The more often pairs of identical genomic sequences straddle two groups — with one half of the pair in one group and the other half in the other group — the greater the probability of higher transmission between those groups.
The method finds statistical patterns and connections that might otherwise be missed because the virus is moving too fast in the population for the tree method based on new mutations to keep pace.
Testing the method against real-world data from Washington state
The idea made computational sense, but Tran-Kiem wanted to test it against real-world data to see if her method reached the same conclusions about the spread of the virus as conventional methods that epidemiologists use to track the spread of disease.
“Classically, it’s been shown that patterns of transmission of respiratory pathogens correlate well with mobility data — the virus tends to go where you move,” she said.
Tran-Kiem applied the method to 114,298 SARS-CoV-2 genomes collected in Washington state. The patterns of paired sequences were consistent with expectations from mobility data collected from smartphone records.
She also was able to track transmission between age groups, which also was consistent with expectations based on social contact surveys.
But her approach could potentially overcome the limitations of tracking smartphones (not everyone has one) or conducting surveys (memories of previous contacts may be inaccurate or incomplete). It also saves money by reducing the need for phone and survey data, which is costly to collect.
As predicted, her method showed that adjacent counties were more likely to be linked by identical pairs of sequences than regions that are further apart, except for adjacent counties separated by the Cascade Mountain Range. Also as expected, transmission generally flowed from Western to Eastern Washington.
Some data didn’t match expectations, however.

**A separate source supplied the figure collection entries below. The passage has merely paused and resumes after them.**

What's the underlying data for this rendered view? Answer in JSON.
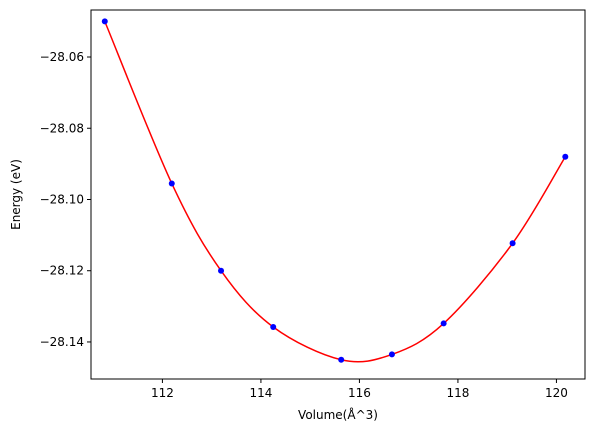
{
  "chart_data": {
    "type": "line",
    "xlabel": "Volume(Å^3)",
    "ylabel": "Energy (eV)",
    "xlim": [
      110.55,
      120.58
    ],
    "ylim": [
      -28.1504,
      -28.0468
    ],
    "x_ticks": [
      112,
      114,
      116,
      118,
      120
    ],
    "x_tick_labels": [
      "112",
      "114",
      "116",
      "118",
      "120"
    ],
    "y_ticks": [
      -28.06,
      -28.08,
      -28.1,
      -28.12,
      -28.14
    ],
    "y_tick_labels": [
      "−28.06",
      "−28.08",
      "−28.10",
      "−28.12",
      "−28.14"
    ],
    "grid": false,
    "series": [
      {
        "kind": "scatter",
        "color": "#0000ff",
        "x": [
          110.83,
          112.19,
          113.19,
          114.25,
          115.63,
          116.66,
          117.71,
          119.11,
          120.18
        ],
        "y": [
          -28.05,
          -28.0955,
          -28.12,
          -28.1358,
          -28.145,
          -28.1435,
          -28.1348,
          -28.1123,
          -28.088
        ]
      },
      {
        "kind": "fit-curve",
        "color": "#ff0000",
        "x_range": [
          110.83,
          120.18
        ],
        "x_min": 115.95,
        "y_min": -28.1455
      }
    ]
  }
}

For example, Tran-Kiem and her colleagues found two counties that shared many more pairs of identical sequences than they should have based on their geography.
They realized that what they were seeing in the genomic data was transmission between male prisons. They discussed their results with epidemiologists and physicians working with the Washington State Department of Corrections.
They said that certain policies and procedures regarding the transfer of prisoners and staff between prisons could explain patterns that did not show up in conventional mobility data. The state has only two women’s prisons, which are in adjacent counties and didn’t stand out.
By analyzing the timing of sequence collection, she also could use the method to better understand transmission between age groups and provide some context to the highly debated role played by young children during the pandemic.
Young kids are notorious germ-factories who spread colds to classmates and bring them home from school, so initially it was not unreasonable to think they might also play a big role in transmitting COVID-19.
But while it is possible for young children to transmit the virus to adults, that’s not usually how the virus spread in Washington state.
During the alpha and delta variant waves, she found that children ages 0 to 9 could have been a source of infection for the elderly, but not younger adults.
But that pattern disappeared during the omicron wave and overall, she found no indication that young school age children were a major source of transmission in Washington state, even after schools reopened.
“We know for sure they did infect adults, we’re just saying that overall, when there was transmission between children and adults, it didn’t tend to be the kids who infected the adults. It rather tended to be in the other direction.”
Information like that — which is more precise than data about where someone’s phone has been or who they remember being around before they got sick — could be useful in the future when policymakers must make decisions about whether to close schools and for how long.